# HW4. Relational Algebra & Query Plans

## Objectives

In this homework assignment, you will review your knowledge in two different topics:

 - Relational Algebra
 - Query Processing & Optimization

This assignment has two sections, and a total of 20 points. 

### Preparation 

To write a relational algebra query in a cell, the cell should be a [Markdown cell](https://jupyter-notebook.readthedocs.io/en/stable/examples/Notebook/Working%20With%20Markdown%20Cells.html). You can use [LaTeX equations](https://jupyter-notebook.readthedocs.io/en/stable/examples/Notebook/Working%20With%20Markdown%20Cells.html#LaTeX-equations) in a markdown cell for required algebraic notation. Here is a list of the main operators:

* Selection ($\sigma$)
* Projection ($\pi$)
* Union ($\cup$)
* Intersect ($\cap$)
* Set Difference ($-$) 
* Cross Product ($\times$)
* Rename ($\rho$)
* Join ($\bowtie$)
* Conjunction ($\wedge$)
* Disconjunction ($\vee$)
* Greater Than or Equal To ($\geq$)
* Less Than or Equal To ($\leq$)

You may also need $_{Subscript}$ and $^{Superscript}$ in the notations you use.

Consider the same bank database you have used in homework assignments 2 and 3.
 - Customer = {<span style="text-decoration:underline">customerID</span>, firstName, lastName, income, birthDate}
 - Account = {<span style="text-decoration:underline">accNumber</span>, type, balance, branchNumber<sup>FK-Branch</sup>}
 - Owns = {<span style="text-decoration:underline">customerID</span><sup>FK-Customer</sup>, <span style="text-decoration:underline">accNumber</span><sup>FK-Account</sup>}
 - Transactions = {<span style="text-decoration:underline">transNumber</span>, <span style="text-decoration:underline">accNumber</span><sup>FK-Account</sup>, amount}
 - Employee = {<span style="text-decoration:underline">sin</span>, firstName, lastName, salary, branchNumber<sup>FK-Branch</sup>}
 - Branch = {<span style="text-decoration:underline">branchNumber</span>, branchName, managerSIN<sup>FK-Employee</sup>, budget}
 

## Q1: Relational Algebra (5 points)


In this assignment, we want you to write down the relational algebraic presentations for the queries you have previously written to extract data from the bank database.

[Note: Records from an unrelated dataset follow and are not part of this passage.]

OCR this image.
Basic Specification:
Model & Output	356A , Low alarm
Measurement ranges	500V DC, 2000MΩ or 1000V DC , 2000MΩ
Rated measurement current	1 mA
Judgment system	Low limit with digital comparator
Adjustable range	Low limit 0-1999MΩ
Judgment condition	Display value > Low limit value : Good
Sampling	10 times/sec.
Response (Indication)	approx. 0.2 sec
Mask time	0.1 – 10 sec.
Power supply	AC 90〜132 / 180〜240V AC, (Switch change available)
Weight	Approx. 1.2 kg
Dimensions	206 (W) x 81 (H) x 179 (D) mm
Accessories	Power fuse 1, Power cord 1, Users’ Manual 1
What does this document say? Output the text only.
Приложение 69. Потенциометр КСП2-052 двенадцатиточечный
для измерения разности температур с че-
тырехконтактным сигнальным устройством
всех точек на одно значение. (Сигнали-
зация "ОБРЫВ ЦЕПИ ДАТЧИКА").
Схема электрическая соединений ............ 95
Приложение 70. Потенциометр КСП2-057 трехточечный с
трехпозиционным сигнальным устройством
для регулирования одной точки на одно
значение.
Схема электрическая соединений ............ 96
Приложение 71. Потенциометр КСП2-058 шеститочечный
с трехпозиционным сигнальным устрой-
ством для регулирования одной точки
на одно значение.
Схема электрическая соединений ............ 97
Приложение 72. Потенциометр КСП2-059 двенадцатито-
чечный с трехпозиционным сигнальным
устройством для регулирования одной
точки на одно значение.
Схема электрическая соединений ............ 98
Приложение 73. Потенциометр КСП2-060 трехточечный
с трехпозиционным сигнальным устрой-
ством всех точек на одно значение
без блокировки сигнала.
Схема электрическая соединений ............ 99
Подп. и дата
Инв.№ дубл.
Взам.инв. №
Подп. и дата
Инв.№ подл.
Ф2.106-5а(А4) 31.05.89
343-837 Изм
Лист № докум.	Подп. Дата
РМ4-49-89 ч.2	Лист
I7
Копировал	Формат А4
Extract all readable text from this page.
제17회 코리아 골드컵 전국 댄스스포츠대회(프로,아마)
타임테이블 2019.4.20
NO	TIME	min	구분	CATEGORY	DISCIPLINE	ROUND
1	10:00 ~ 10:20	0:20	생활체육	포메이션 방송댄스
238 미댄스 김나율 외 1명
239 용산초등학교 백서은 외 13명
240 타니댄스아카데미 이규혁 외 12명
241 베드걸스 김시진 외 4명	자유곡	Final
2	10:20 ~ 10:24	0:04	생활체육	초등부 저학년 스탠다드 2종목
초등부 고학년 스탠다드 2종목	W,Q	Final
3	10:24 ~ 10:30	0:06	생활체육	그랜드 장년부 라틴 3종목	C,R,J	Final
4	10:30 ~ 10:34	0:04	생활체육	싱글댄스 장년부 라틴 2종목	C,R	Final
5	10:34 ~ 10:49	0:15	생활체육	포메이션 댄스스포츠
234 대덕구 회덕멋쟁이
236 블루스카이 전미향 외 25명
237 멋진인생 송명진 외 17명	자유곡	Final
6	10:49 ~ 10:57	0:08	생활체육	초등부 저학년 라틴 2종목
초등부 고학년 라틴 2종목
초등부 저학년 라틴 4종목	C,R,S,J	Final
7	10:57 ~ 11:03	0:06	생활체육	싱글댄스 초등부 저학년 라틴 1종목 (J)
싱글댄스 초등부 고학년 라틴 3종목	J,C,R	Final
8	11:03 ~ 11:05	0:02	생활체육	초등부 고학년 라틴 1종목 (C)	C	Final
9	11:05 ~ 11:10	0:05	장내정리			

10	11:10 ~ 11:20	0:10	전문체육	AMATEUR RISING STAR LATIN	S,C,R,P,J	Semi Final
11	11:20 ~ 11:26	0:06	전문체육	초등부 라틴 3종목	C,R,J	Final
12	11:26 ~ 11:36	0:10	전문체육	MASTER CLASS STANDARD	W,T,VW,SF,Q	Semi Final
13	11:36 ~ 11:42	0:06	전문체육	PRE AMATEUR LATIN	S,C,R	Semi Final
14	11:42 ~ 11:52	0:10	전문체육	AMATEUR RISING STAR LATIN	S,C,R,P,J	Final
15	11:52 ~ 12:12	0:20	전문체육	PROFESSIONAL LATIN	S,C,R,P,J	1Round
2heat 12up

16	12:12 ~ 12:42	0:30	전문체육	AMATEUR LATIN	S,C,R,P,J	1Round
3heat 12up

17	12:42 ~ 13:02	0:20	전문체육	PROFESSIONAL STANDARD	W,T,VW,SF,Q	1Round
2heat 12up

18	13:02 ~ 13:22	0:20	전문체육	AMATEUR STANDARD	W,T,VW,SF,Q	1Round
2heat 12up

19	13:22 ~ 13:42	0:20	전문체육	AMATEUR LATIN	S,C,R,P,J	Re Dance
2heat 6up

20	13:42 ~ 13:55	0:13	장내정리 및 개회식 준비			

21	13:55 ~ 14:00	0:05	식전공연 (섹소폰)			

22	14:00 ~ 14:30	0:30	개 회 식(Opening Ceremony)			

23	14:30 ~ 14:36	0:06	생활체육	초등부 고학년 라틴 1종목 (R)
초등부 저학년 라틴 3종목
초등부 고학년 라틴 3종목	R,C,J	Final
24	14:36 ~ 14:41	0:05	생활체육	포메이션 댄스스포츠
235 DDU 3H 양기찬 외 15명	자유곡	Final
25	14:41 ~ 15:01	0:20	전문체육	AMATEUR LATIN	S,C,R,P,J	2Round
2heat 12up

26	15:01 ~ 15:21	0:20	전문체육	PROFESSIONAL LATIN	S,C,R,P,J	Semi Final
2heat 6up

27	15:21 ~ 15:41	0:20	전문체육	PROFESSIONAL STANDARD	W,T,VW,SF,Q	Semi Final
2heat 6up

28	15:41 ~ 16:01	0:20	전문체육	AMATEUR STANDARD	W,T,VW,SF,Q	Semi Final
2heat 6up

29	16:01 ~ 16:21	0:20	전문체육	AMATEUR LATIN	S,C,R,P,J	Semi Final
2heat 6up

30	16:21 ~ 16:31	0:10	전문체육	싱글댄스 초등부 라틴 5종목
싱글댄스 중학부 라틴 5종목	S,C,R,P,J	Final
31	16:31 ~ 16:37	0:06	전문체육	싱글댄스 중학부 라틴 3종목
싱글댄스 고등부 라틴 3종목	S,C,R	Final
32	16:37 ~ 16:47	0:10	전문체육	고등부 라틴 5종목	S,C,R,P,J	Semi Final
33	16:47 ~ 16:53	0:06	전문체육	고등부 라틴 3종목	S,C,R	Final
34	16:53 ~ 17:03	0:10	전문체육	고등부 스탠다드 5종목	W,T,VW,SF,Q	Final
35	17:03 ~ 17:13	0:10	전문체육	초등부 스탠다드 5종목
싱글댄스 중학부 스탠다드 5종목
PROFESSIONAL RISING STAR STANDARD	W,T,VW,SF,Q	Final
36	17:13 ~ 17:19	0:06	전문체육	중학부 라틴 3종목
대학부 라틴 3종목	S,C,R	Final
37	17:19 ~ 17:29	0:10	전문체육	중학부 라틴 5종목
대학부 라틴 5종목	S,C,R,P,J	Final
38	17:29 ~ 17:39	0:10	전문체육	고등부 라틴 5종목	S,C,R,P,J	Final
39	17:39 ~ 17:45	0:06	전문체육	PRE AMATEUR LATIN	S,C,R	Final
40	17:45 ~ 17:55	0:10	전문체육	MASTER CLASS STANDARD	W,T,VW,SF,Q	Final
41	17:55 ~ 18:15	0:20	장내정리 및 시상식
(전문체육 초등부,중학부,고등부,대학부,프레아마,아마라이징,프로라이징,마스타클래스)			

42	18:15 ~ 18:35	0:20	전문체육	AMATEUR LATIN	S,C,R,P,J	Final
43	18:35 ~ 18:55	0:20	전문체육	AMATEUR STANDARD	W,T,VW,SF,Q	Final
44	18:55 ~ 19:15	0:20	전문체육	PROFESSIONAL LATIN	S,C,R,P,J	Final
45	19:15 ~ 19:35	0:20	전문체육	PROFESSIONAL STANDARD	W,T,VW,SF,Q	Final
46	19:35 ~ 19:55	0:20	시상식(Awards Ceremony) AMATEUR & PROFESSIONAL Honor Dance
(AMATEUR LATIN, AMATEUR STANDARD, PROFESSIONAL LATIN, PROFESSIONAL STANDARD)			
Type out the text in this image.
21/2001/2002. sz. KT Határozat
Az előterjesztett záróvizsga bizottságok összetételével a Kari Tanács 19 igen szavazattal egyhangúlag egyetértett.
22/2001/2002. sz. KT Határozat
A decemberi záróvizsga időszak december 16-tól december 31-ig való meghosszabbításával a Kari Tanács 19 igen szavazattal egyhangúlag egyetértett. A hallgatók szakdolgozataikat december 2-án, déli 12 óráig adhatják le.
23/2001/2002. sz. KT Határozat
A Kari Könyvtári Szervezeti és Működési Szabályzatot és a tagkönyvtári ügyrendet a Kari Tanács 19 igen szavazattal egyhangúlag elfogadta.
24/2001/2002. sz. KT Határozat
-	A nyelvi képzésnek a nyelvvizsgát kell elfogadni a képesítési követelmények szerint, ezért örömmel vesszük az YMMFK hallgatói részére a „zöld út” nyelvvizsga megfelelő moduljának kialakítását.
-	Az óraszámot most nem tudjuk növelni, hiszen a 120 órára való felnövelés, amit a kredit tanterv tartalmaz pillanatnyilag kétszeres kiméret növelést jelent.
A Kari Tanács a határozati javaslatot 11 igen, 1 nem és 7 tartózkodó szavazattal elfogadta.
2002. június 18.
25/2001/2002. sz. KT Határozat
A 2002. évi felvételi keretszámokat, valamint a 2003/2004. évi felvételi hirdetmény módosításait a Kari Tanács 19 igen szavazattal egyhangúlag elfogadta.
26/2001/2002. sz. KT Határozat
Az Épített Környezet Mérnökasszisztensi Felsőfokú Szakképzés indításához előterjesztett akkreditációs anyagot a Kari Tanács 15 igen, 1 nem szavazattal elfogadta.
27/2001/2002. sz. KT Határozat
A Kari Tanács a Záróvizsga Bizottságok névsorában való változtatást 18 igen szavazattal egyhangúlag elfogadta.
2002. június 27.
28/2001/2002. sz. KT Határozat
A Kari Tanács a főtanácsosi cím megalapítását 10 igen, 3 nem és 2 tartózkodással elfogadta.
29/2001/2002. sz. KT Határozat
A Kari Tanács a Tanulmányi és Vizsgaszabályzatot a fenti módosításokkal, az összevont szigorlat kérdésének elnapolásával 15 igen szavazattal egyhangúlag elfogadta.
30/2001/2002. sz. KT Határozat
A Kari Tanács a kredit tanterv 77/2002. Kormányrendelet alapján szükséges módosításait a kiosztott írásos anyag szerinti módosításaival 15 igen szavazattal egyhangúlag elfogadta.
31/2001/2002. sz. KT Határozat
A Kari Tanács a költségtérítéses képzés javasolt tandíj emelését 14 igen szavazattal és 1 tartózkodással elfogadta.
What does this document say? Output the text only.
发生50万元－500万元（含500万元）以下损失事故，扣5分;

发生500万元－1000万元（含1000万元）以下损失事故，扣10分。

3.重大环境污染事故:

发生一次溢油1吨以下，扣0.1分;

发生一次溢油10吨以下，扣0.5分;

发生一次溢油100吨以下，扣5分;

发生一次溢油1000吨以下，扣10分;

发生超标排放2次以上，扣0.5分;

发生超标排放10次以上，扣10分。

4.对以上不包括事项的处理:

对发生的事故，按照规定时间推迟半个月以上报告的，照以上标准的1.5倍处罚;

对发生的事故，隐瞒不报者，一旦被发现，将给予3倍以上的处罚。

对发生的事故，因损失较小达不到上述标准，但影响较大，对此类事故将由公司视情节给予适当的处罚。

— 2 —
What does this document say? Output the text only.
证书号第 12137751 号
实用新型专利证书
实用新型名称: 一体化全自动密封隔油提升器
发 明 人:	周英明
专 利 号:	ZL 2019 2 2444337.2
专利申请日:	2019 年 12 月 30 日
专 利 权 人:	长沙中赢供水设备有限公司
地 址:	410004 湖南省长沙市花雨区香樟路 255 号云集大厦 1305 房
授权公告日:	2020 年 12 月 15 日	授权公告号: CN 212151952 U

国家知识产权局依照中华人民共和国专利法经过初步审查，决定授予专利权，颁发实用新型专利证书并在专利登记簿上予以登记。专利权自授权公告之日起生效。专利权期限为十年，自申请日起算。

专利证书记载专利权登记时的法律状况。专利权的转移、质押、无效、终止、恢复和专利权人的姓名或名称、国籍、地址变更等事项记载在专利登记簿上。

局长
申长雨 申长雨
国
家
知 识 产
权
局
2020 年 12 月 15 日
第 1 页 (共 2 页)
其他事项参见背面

1.1. Find out names of the bank branches and first name and last name of their managers.

$\pi_{Branch.branchName, Employee.firstName, Employee.lastName}( Employee \bowtie_{Employee.sin=Branch.managerSIN} Branch)$

1.2. Show account number, account type, account balance, and transaction amount of the accounts with balance higher than 100,000 and transaction amounts higher than 15000.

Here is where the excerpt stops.